Psychedelic Lunch

Welcome to our “Psychedelic Lunch Series,” Lilith Fair Edition, where we find out how deep the rabbit hole really goes and explore music from the 60’s to today. Weekdays At Noon EST. Enjoy the trip!

In 1996, singer-songwriter Sarah McLachlan was tipping from alternative icon into something more like traditional pop success. At 26 she had garnered serious momentum—and 2.8 million albums sold in the United States—after her 1993 crossover Fumbling Towards Ecstasy. But as she ascended through the music industry, she kept hearing “no.” No, we can’t play your song—we already have another woman artist in rotation. No, you can’t put two women on the same concert bill—it’s box office poison. Sexism was passed off as age-old industry logic—logic that forced her into competition with other women artists to be the sole exceptional woman allowed opportunity.

McLachlan was not alone.

So she presented a challenge to her team—let’s prove them wrong—and in 1997, they assembled a bill of women to play massive outdoor venues across the States. McLachlan headlined, and they stacked the show with superstars like Tracy Chapman, Aimee Mann, Suzanne Vega, Emmylou Harris, Paula Cole, Patti Smith, and Lisa Loeb. The backlash to what would come to be called Lilith Fair was swift. From the beginning, Lilith frequently encountered skepticism from the industry and withering hostility from the media (“It is, in short, a total crock of shit,” wrote critic Gina Arnold), and was attacked by the Christian right. The Los Angeles Times reported music-industry insiders deriding it as “Lesbopalooza.”

But during its three-year run, Lilith Fair made over 130 tour stops in North America, featured roughly 300 women artists, drew more than 1.5 million people, and grossed over $52 million—more than $10 million of which was donated to women’s charities. The festival helped establish the careers of Missy Elliott, Erykah Badu, Dido, Nelly Furtado, Christina Aguilera,and Tegan and Sara, and brought the Dixie Chicks to a mainstream audience. The bills featured out, established artists onstage, new artists alongside veterans, and an entire village of progressive activist causes. But more than anything else, it was visionary. Lilith Fair was glimpsing a possible future in which women were rightfully placed at music’s center and not its margins.

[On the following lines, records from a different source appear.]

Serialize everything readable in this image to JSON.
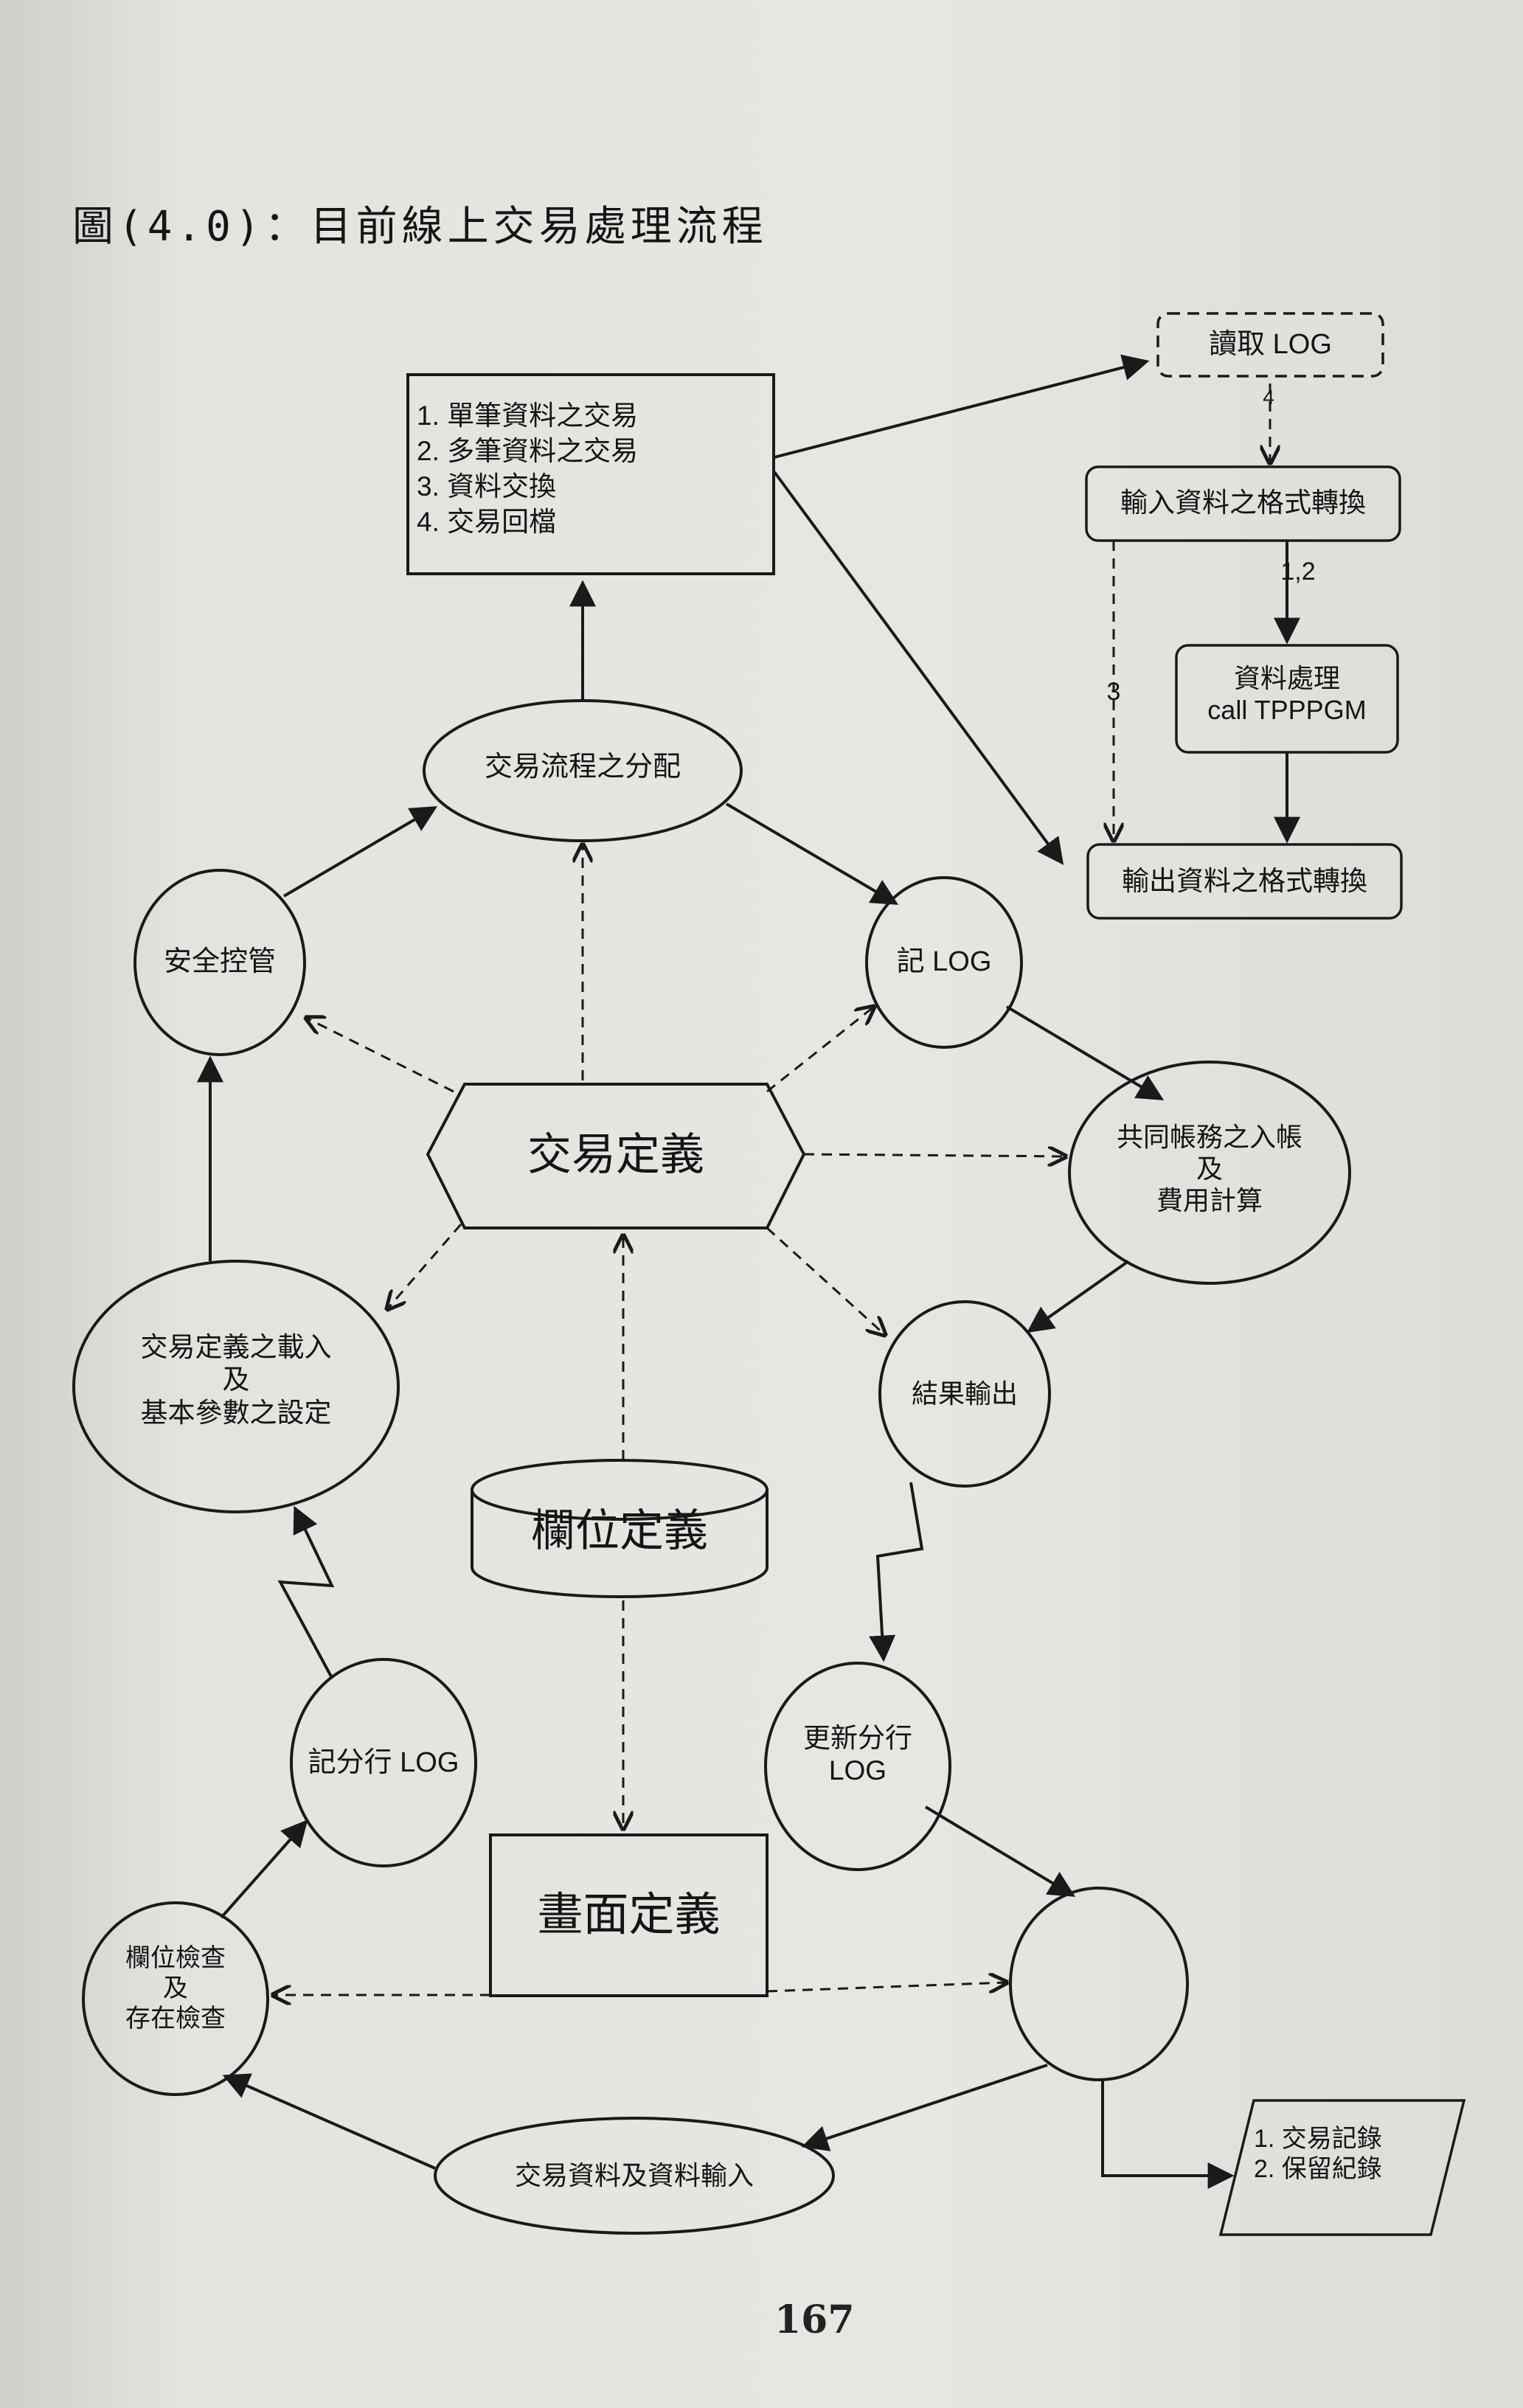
{
  "title": "圖(4.0)：目前線上交易處理流程",
  "page_number": "167",
  "nodes": {
    "main_box": [
      "1. 單筆資料之交易",
      "2. 多筆資料之交易",
      "3. 資料交換",
      "4. 交易回檔"
    ],
    "dispatch": "交易流程之分配",
    "security": "安全控管",
    "log": "記 LOG",
    "transaction_definition": "交易定義",
    "shared_account": [
      "共同帳務之入帳",
      "及",
      "費用計算"
    ],
    "load_definition": [
      "交易定義之載入",
      "及",
      "基本參數之設定"
    ],
    "result_output": "結果輸出",
    "field_definition": "欄位定義",
    "branch_log": "記分行 LOG",
    "update_branch_log": [
      "更新分行",
      "LOG"
    ],
    "screen_definition": "畫面定義",
    "field_check": [
      "欄位檢查",
      "及",
      "存在檢查"
    ],
    "transaction_input": "交易資料及資料輸入",
    "read_log": "讀取 LOG",
    "input_format": "輸入資料之格式轉換",
    "data_processing": [
      "資料處理",
      "call TPPPGM"
    ],
    "output_format": "輸出資料之格式轉換",
    "output_doc": [
      "1. 交易記錄",
      "2. 保留紀錄"
    ]
  },
  "edge_labels": {
    "read_to_input": "4",
    "input_to_processing": "1,2",
    "input_to_output": "3"
  }
}
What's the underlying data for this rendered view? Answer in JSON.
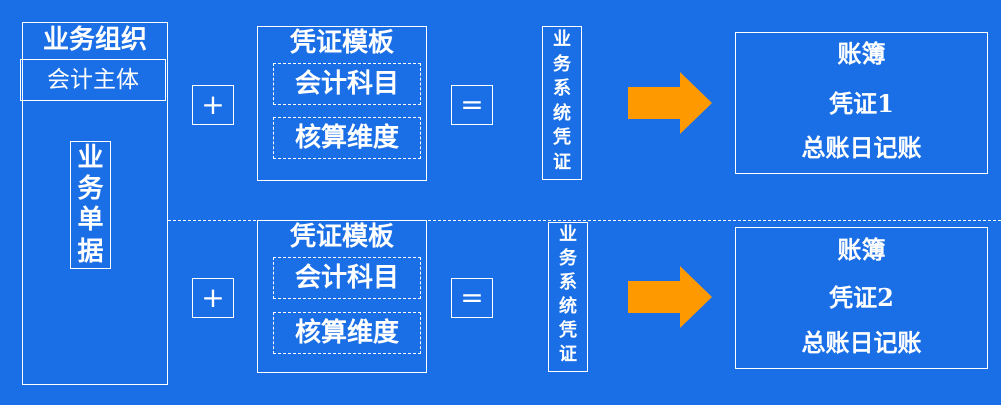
{
  "org": {
    "title": "业务组织",
    "entity": "会计主体",
    "document": "业务单据"
  },
  "operators": {
    "plus": "+",
    "equals": "="
  },
  "rows": [
    {
      "template_title": "凭证模板",
      "subject": "会计科目",
      "dimension": "核算维度",
      "business_voucher": "业务系统凭证",
      "ledger": {
        "book": "账簿",
        "voucher": "凭证1",
        "journal": "总账日记账"
      }
    },
    {
      "template_title": "凭证模板",
      "subject": "会计科目",
      "dimension": "核算维度",
      "business_voucher": "业务系统凭证",
      "ledger": {
        "book": "账簿",
        "voucher": "凭证2",
        "journal": "总账日记账"
      }
    }
  ],
  "colors": {
    "background": "#1a6ee6",
    "arrow": "#ff9900",
    "stroke": "#ffffff"
  }
}
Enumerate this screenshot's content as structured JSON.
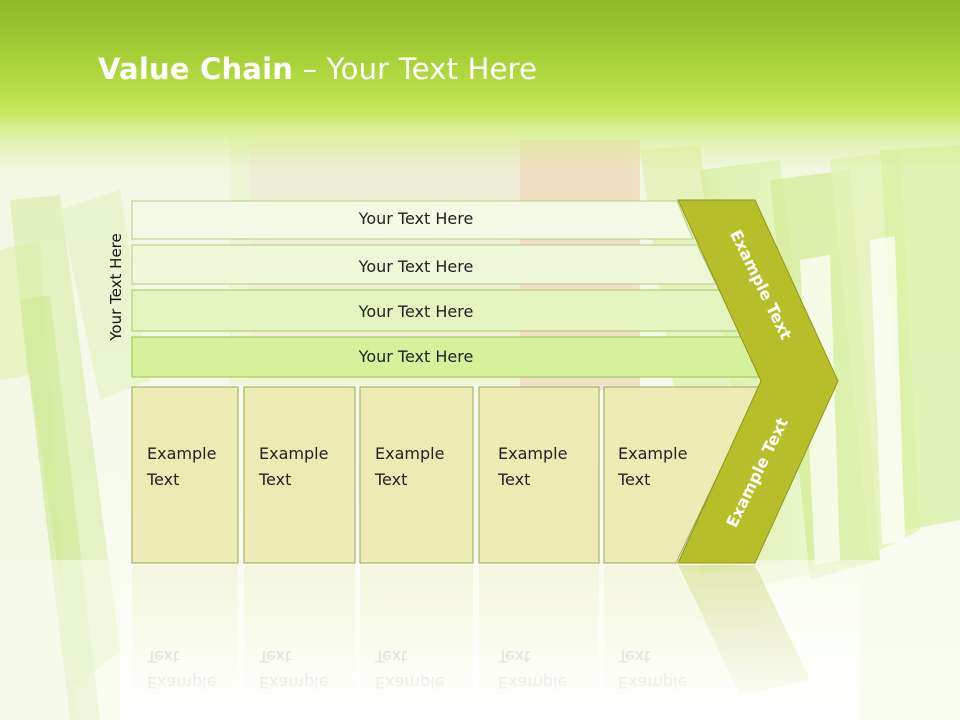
{
  "slide": {
    "title_bold": "Value Chain",
    "title_rest": " – Your Text Here",
    "side_label": "Your Text Here"
  },
  "rows": [
    {
      "label": "Your Text Here"
    },
    {
      "label": "Your Text Here"
    },
    {
      "label": "Your Text Here"
    },
    {
      "label": "Your Text Here"
    }
  ],
  "boxes": [
    {
      "line1": "Example",
      "line2": "Text"
    },
    {
      "line1": "Example",
      "line2": "Text"
    },
    {
      "line1": "Example",
      "line2": "Text"
    },
    {
      "line1": "Example",
      "line2": "Text"
    },
    {
      "line1": "Example",
      "line2": "Text"
    }
  ],
  "chevron": {
    "upper_label": "Example Text",
    "lower_label": "Example Text"
  },
  "colors": {
    "header_green": "#a7d137",
    "chevron_olive": "#b6bf2a",
    "box_fill": "#ecebb4",
    "row_fill_1": "#f4fae6",
    "row_fill_4": "#d7f09a"
  }
}
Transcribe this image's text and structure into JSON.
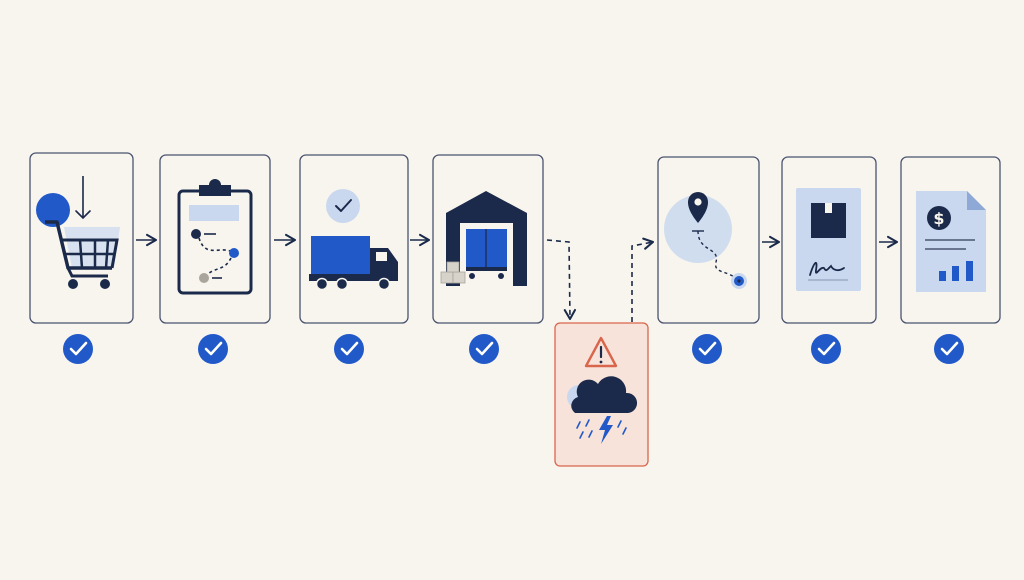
{
  "colors": {
    "background": "#f8f5ee",
    "card_border": "#4a5470",
    "navy": "#1b2a4a",
    "blue": "#2259c9",
    "light_blue": "#c9d8ef",
    "alert_fill": "#f8e3da",
    "alert_border": "#d9664c",
    "gray": "#a9a59d"
  },
  "steps": [
    {
      "id": "order-placed",
      "icon": "shopping-cart-icon",
      "status": "complete",
      "status_icon": "check-circle-icon"
    },
    {
      "id": "order-planned",
      "icon": "clipboard-route-icon",
      "status": "complete",
      "status_icon": "check-circle-icon"
    },
    {
      "id": "shipped",
      "icon": "delivery-truck-icon",
      "status": "complete",
      "status_icon": "check-circle-icon"
    },
    {
      "id": "warehouse",
      "icon": "warehouse-icon",
      "status": "complete",
      "status_icon": "check-circle-icon"
    },
    {
      "id": "weather-delay",
      "icon": "storm-cloud-icon",
      "status": "alert",
      "status_icon": "warning-triangle-icon"
    },
    {
      "id": "tracking",
      "icon": "location-pin-icon",
      "status": "complete",
      "status_icon": "check-circle-icon"
    },
    {
      "id": "delivered-signed",
      "icon": "signed-package-icon",
      "status": "complete",
      "status_icon": "check-circle-icon"
    },
    {
      "id": "invoice",
      "icon": "invoice-dollar-icon",
      "status": "complete",
      "status_icon": "check-circle-icon"
    }
  ],
  "connectors": [
    {
      "from": "order-placed",
      "to": "order-planned",
      "style": "solid"
    },
    {
      "from": "order-planned",
      "to": "shipped",
      "style": "solid"
    },
    {
      "from": "shipped",
      "to": "warehouse",
      "style": "solid"
    },
    {
      "from": "warehouse",
      "to": "weather-delay",
      "style": "dashed"
    },
    {
      "from": "weather-delay",
      "to": "tracking",
      "style": "dashed"
    },
    {
      "from": "tracking",
      "to": "delivered-signed",
      "style": "solid"
    },
    {
      "from": "delivered-signed",
      "to": "invoice",
      "style": "solid"
    }
  ],
  "invoice_symbol": "$"
}
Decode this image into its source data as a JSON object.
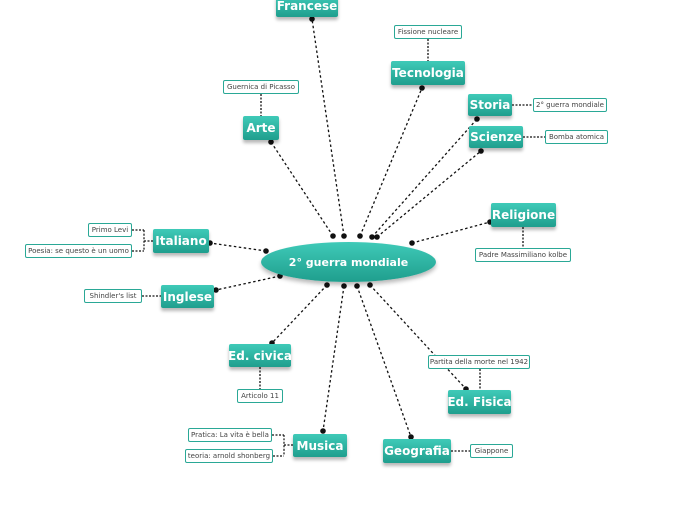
{
  "colors": {
    "node": "#2cb5a2",
    "link": "#111111",
    "leaf_border": "#2aa896"
  },
  "center": {
    "label": "2° guerra mondiale"
  },
  "topics": [
    {
      "key": "francese",
      "label": "Francese"
    },
    {
      "key": "tecnologia",
      "label": "Tecnologia"
    },
    {
      "key": "storia",
      "label": "Storia"
    },
    {
      "key": "scienze",
      "label": "Scienze"
    },
    {
      "key": "arte",
      "label": "Arte"
    },
    {
      "key": "religione",
      "label": "Religione"
    },
    {
      "key": "italiano",
      "label": "Italiano"
    },
    {
      "key": "inglese",
      "label": "Inglese"
    },
    {
      "key": "ed-civica",
      "label": "Ed. civica"
    },
    {
      "key": "ed-fisica",
      "label": "Ed. Fisica"
    },
    {
      "key": "musica",
      "label": "Musica"
    },
    {
      "key": "geografia",
      "label": "Geografia"
    }
  ],
  "notes": [
    {
      "key": "fissione",
      "topic": "tecnologia",
      "label": "Fissione nucleare"
    },
    {
      "key": "guernica",
      "topic": "arte",
      "label": "Guernica di Picasso"
    },
    {
      "key": "storia-note",
      "topic": "storia",
      "label": "2° guerra mondiale"
    },
    {
      "key": "bomba",
      "topic": "scienze",
      "label": "Bomba atomica"
    },
    {
      "key": "kolbe",
      "topic": "religione",
      "label": "Padre Massimiliano kolbe"
    },
    {
      "key": "primo-levi",
      "topic": "italiano",
      "label": "Primo Levi"
    },
    {
      "key": "poesia",
      "topic": "italiano",
      "label": "Poesia: se questo è un uomo"
    },
    {
      "key": "shindler",
      "topic": "inglese",
      "label": "Shindler's list"
    },
    {
      "key": "articolo",
      "topic": "ed-civica",
      "label": "Articolo 11"
    },
    {
      "key": "partita",
      "topic": "ed-fisica",
      "label": "Partita della morte nel 1942"
    },
    {
      "key": "pratica",
      "topic": "musica",
      "label": "Pratica: La vita è bella"
    },
    {
      "key": "teoria",
      "topic": "musica",
      "label": "teoria: arnold shonberg"
    },
    {
      "key": "giappone",
      "topic": "geografia",
      "label": "Giappone"
    }
  ]
}
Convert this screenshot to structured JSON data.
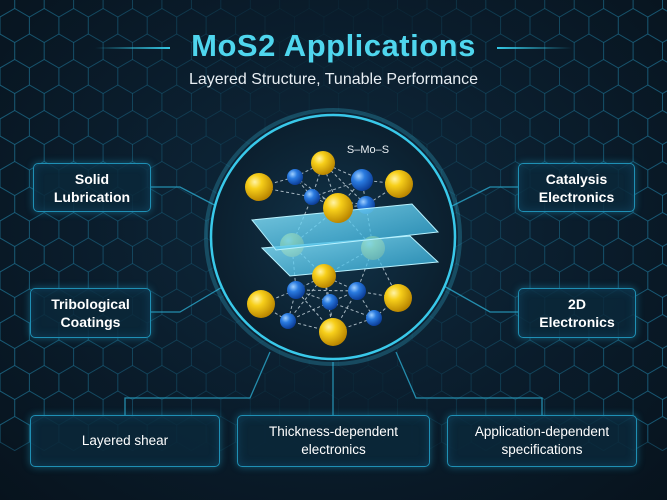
{
  "title": "MoS2 Applications",
  "subtitle": "Layered Structure, Tunable Performance",
  "structure_label": "S–Mo–S",
  "left_boxes": [
    {
      "line1": "Solid",
      "line2": "Lubrication"
    },
    {
      "line1": "Tribological",
      "line2": "Coatings"
    }
  ],
  "right_boxes": [
    {
      "line1": "Catalysis",
      "line2": "Electronics"
    },
    {
      "line1": "2D",
      "line2": "Electronics"
    }
  ],
  "bottom_boxes": [
    {
      "line1": "Layered shear",
      "line2": ""
    },
    {
      "line1": "Thickness-dependent",
      "line2": "electronics"
    },
    {
      "line1": "Application-dependent",
      "line2": "specifications"
    }
  ],
  "colors": {
    "accent": "#34c8e6",
    "sulfur": "#f2c20c",
    "molybdenum": "#1f6fd6",
    "layer": "#5fd8f0"
  }
}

Yet two decades later, even as artists like Haim and Brandi Carlile cite Lilith as inspiration, it’s just as often a cultural punch line. This is how Lilith came to be—and what it ended up meaning to a generation that had never seen anything like it before and brought hope for a more gender neutral equality for females in an otherwise male dominated music industry.

Song,- Fast Car. Album: Tracy Chapman (1988)

In this song, Chapman sings from the perspective of a woman whose life isn’t working out as she hoped. She’s with a guy who’s unemployed, lazy and unsupportive – she works at the convenience store to pay the bills while he’s drinking at the bar.

In the chorus, we hear why she’s with him: Long ago, he made her feel like she belonged, and that they could have a fulfilling and exciting life together. Riding in his fast car, his arm around her shoulder, all was right.

Speaking with Q magazine, Chapman said: “It’s not really about a car at all… basically it’s about a relationship that doesn’t work out because it’s starting from the wrong place.”

This won the Grammy Award in 1989 for Best Female Pop Vocal Performance.

When the then-unknown Tracy Chapman was booked to appear down the bill at the Nelson Mandela birthday concert at Wembley Stadium on June 11, 1988, little did she know her appearance would be the catalyst for a career breakthrough. After performing several songs from her self titled debut during the afternoon, Chapman thought she’d done her bit and could relax and enjoy the rest of the concert. However, later in the evening Stevie Wonder was delayed when the computer discs for his performance went missing, and Chapman was ushered back onto stage again. In front of a huge prime time audience she performed “Fast Car” alone with her acoustic guitar. Afterwards the song raced up the charts on both sides of the Atlantic.